Wir stehen romantisch Hand in Hand am Weiher und lauschen begeistert dem Gequake. Um uns herum gibt es hier nur endlose weite Wiesen und Kanäle. Willkommen im westlichen Havelland und willkommen am dunkelsten Ort in Norddeutschland. Hier stören weder Autos, Flugzeuge noch irgendwelche andere Lichtquellen am Horizont das ungetrübte Blickfeld auf das Sternenzelt am Firmament. Dunkelheit soll angeblich den Haarschwund verringern, haben wir mal irgendwo gelesen. Aber deshalb sind wir nicht hier. Wir suchen die unendliche Weite des Universums. Und einen schönen Blick auf das Zentrum unsere Galaxie, die Milchstraße. Soweit zur Theorie. Einen klaren Nachthimmel haben uns Deutschlands Wetterfrösche für den Brandenburger Himmel versprochen. Daraus wird vorerst nichts. Dunkle Regenwolken ziehen auf, ein paar Blitze leuchten am Horizont. Die Fotografenseelen müssen sich in Geduld üben. 

Sternenträume – Der Sternenpark Westhavelland

Der Naturpark Westhavelland wurde 2014 zum ersten Sternenpark in Deutschland ernannt und zieht sich über die Landesgrenze nach Sachsen-Anhalt bis zur Gemeinde Schollen hin. 1380 Quadratkilometer Landschaft, vollgestopft mit Naturerlebnissen und Sternenträumen. Es gibt keinen Eingang, keine Öffnungszeiten und auch keine Eintrittsgebühr. Der Titel „Sternenpark“ wurde durch die „International Dark Sky Association“, die Internationale Gesellschaft zum Schutz des dunklen Nachthimmels, bisher an fünf Regionen in Deutschland verliehen, darunter sind unter anderem die Eifel, die Rhön und der Harz. Astronomen und Sterneninteressierte kommen nun in Scharen seit mehr als 8 Jahren in den einsamen Norden Brandenburgs, um mit Teleskop, Kameras und Objektiven bewaffnet, einen Blick auf Jupiter, Mars und Co. zu werfen. Oder auch, um einfach mal richtige Dunkelheit zu erleben.

Sternenträume – Milchstraße und Co.

Uns hat es die Milchstraße angetan. Die sieht man in Deutschland von Juni bis August besonders gut. Ein Blick nach oben, kurz nach Mitternacht, macht dem Vorhaben aber schnell ein Ende. Die Realität hat uns eingeholt. Man soll bekanntlich keinem Wetterbericht trauen, den man nicht selbst geschrieben hat. Der Schatz des Westhavellandes, das funkelnde Band unzähliger Diamanten am Firmament, es bleibt heute Nacht mehr oder weniger verborgen. Die Regenwolken haben sich aus dem Staub gemacht. Gelegentlich schimmern mal ein paar Sterne durch den Nebel. Der wabert jetzt leicht über das Land und vermasselt uns die klare Sicht auf die Milchstraße. Die Fotokameras bleiben also im Rucksack. Dennoch sitzen wir noch lange vor dem Auto und genießen die Dunkelheit dieses Ortes. 

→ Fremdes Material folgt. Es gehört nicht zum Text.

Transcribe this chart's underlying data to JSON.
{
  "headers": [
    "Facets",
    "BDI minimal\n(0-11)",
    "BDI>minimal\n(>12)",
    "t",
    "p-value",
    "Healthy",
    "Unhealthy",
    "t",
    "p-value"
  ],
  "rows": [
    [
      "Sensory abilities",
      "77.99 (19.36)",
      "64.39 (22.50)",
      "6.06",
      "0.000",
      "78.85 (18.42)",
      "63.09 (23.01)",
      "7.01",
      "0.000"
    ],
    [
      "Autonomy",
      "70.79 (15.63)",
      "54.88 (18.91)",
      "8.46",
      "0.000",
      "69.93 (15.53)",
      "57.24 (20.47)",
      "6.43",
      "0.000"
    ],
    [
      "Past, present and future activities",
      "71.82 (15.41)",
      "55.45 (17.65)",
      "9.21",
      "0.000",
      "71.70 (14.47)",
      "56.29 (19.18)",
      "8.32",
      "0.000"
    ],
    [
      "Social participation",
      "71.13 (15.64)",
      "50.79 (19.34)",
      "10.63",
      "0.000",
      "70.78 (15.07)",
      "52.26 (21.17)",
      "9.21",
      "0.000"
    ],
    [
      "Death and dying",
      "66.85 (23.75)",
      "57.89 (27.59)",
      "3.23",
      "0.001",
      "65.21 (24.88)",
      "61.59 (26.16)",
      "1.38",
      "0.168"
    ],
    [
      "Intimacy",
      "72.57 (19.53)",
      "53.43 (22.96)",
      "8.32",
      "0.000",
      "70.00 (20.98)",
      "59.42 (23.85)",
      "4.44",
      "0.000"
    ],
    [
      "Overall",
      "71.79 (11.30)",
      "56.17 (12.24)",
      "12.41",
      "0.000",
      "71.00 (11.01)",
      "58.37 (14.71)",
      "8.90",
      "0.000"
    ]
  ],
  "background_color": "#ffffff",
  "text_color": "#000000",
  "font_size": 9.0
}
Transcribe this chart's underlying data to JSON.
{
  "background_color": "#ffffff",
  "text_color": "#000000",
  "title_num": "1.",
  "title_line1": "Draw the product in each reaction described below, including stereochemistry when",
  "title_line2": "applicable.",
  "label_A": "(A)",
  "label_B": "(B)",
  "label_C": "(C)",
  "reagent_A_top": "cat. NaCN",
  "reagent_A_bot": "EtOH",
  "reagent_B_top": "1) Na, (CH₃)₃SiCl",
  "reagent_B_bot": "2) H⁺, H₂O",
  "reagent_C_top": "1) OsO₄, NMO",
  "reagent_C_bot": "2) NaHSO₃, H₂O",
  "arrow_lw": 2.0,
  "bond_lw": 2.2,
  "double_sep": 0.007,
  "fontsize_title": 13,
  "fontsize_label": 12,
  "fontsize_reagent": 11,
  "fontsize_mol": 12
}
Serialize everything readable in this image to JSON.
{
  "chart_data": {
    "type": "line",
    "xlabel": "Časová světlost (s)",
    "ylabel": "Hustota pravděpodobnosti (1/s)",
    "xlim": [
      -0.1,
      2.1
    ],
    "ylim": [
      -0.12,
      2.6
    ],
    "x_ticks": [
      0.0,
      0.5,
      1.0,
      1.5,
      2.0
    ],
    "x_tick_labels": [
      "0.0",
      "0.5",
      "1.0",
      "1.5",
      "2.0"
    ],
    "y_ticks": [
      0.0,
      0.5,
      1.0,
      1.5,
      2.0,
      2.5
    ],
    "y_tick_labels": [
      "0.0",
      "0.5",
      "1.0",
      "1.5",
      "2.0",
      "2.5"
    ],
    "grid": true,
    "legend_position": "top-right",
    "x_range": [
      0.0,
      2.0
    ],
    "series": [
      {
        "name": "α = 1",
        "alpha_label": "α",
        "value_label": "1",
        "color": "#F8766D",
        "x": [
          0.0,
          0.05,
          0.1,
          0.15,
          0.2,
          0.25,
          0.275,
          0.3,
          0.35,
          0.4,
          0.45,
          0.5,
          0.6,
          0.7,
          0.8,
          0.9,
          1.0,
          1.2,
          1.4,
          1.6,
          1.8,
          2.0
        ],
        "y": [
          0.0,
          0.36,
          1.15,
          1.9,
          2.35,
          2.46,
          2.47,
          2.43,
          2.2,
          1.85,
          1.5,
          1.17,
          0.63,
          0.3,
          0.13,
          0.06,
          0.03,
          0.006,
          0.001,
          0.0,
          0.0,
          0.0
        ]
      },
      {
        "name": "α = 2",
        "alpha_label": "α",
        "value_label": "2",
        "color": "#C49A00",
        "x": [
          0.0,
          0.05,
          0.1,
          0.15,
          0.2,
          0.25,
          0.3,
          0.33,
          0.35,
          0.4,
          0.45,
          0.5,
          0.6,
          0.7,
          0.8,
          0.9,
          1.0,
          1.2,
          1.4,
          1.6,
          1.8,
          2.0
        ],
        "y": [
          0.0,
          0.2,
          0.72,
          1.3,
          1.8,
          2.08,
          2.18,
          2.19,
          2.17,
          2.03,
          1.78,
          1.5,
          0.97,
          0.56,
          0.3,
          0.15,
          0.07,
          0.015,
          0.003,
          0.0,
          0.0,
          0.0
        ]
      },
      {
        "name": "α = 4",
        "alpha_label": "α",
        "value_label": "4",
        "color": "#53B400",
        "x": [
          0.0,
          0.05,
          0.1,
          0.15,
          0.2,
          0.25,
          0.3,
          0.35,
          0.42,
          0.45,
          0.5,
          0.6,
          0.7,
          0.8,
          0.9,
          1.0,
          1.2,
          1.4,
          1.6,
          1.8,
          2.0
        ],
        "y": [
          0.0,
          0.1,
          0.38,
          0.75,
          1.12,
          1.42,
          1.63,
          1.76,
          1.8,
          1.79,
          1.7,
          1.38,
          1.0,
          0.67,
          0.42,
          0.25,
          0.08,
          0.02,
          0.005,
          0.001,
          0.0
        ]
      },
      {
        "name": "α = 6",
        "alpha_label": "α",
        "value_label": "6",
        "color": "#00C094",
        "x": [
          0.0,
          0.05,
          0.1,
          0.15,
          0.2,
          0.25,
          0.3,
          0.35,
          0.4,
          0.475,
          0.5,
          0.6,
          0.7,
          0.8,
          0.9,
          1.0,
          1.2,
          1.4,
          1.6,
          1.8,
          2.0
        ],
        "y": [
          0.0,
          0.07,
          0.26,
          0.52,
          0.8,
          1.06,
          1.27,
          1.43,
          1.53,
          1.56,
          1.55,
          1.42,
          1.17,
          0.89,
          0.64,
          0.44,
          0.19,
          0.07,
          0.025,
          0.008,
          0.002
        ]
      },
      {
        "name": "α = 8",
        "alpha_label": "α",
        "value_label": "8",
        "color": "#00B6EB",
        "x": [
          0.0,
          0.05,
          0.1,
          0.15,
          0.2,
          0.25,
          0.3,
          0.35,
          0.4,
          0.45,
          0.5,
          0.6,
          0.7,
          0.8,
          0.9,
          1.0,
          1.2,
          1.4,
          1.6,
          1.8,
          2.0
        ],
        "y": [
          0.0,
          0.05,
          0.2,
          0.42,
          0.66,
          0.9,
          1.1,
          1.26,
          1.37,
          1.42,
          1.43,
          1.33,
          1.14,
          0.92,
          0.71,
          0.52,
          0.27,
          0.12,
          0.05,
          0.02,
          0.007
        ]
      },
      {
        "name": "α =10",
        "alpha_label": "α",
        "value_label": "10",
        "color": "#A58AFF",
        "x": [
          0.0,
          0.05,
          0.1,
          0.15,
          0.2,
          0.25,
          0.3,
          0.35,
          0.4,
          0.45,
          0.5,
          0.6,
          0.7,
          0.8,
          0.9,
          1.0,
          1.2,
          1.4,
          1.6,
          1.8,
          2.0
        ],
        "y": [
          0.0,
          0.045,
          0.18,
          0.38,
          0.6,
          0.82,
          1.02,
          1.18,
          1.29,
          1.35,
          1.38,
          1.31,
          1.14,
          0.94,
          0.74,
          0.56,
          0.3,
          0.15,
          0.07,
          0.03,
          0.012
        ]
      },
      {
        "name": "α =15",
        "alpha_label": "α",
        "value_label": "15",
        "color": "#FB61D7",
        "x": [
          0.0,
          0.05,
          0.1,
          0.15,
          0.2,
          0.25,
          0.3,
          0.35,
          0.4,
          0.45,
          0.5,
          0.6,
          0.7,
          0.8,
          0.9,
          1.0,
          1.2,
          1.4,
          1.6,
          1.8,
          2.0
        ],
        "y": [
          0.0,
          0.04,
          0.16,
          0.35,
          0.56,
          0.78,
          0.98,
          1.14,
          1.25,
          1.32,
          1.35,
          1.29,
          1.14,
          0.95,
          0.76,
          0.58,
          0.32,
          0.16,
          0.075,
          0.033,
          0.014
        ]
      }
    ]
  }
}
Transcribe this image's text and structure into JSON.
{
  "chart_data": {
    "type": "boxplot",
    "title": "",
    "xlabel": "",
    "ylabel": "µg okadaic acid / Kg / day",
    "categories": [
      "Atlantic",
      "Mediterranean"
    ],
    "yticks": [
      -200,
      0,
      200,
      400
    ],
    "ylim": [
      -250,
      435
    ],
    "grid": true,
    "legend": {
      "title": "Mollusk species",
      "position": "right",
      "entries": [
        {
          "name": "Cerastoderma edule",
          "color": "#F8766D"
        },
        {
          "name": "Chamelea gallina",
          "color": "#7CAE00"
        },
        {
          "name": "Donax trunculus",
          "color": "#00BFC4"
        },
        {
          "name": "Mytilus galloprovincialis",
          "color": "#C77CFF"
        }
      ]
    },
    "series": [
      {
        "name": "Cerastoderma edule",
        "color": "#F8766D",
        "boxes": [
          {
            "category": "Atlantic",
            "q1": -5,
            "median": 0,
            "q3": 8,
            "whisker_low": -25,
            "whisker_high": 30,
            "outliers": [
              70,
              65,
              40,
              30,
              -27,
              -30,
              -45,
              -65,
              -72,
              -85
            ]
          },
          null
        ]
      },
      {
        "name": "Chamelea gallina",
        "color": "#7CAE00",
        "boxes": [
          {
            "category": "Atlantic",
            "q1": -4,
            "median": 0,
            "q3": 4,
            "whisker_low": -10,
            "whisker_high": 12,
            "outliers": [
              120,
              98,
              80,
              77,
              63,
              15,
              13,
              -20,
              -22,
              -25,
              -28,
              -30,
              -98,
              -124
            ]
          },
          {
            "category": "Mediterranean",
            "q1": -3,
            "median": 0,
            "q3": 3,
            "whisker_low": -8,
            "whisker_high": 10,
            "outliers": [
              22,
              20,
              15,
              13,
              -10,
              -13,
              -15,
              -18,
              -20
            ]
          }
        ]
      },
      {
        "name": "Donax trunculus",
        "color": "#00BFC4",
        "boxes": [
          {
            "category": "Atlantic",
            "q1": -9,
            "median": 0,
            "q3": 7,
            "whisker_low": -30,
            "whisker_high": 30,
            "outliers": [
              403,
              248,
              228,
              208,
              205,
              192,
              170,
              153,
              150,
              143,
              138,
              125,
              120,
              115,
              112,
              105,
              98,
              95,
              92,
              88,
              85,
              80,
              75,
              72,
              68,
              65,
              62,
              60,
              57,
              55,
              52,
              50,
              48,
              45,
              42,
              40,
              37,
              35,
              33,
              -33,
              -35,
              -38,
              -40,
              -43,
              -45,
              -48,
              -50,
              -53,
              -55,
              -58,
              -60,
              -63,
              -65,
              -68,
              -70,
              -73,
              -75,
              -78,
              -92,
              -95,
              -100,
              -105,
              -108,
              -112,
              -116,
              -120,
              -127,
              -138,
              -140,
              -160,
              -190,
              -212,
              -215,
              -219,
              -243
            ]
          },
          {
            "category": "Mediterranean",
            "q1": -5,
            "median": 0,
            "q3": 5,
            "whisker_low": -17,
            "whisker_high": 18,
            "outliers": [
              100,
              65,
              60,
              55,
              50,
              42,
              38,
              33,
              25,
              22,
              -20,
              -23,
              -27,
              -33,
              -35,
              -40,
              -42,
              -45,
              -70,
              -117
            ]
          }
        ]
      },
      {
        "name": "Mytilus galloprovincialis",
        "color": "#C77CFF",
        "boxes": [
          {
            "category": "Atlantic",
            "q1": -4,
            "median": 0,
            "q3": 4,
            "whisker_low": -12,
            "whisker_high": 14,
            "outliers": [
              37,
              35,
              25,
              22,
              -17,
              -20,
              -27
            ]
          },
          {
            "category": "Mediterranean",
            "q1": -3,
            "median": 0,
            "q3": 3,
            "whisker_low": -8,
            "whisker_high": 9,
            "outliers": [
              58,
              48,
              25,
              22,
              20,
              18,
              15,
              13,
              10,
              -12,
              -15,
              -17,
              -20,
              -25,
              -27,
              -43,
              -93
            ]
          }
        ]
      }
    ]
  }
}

Sternenträume Im Westhavelland
Das ist der Himmel, von dem die Astrofotografen träumen. Wir haben hier schon öfters fotografiert. das Bild ist aus dem Jahr 2018.

Sternenträume Im Westhavelland
Mehr Sterne gibt es heute nicht zu sehen. Die Fotografenrealität kann manchmal ganz schön hart sein.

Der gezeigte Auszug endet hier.